# MP3 Player



## blubbadieblubb (27. September 2003)

Servus,
habe mir vor ein paar tagen einen mp3 player gekauft. (usb-stick)
ging auch alles super, bis heute morgen... gestern abend konnte ich noch
ganz normal per drag and drop meine mp3s auswechseln etc.
nur jetzt sagt er mir:

dateiname kann nicht geloescht werden, der datentraeger ist schreibgeschuetzt.
heben sie den schreibschutz auf oder verwenden sie einen anderen datentraeger

das selbe sagt er mir auch an wenn ich lieder umbenennen will etc.  

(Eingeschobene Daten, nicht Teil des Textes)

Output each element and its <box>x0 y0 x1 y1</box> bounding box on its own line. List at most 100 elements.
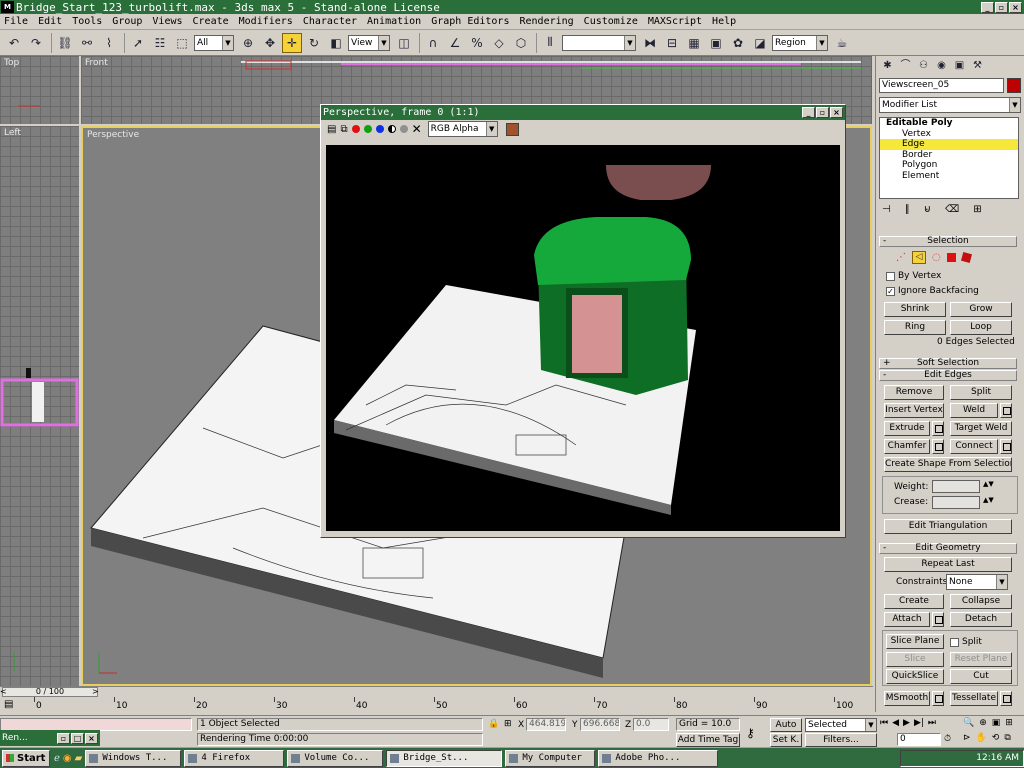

waer super wenn mir da mal wer rasch helfen koennte! wie bekomm ich den schreibschutz da raus, bzw. warum ist des mit mal so?

danke fuer jede antwort,
viele gruesse


----------



## dfd1 (28. September 2003)

Weiss nicht wieso der Schreibschutz aufeinmal so ist. Tippe auf Software-Fehler auf dem MP3-Player. Melde dich mal bei der Verkaufsstelle...


----------



## mille (28. September 2003)

1337e Schreibweise ist hier verboten, Bitte schreibe im Rahmen der Nettiquette richtig! 
Aber zum Thema würd ich auch meinen, das das ien Garantiefall ist bzw die in der Verkaufsstelle dir sagen können woran der Fehler liegt


----------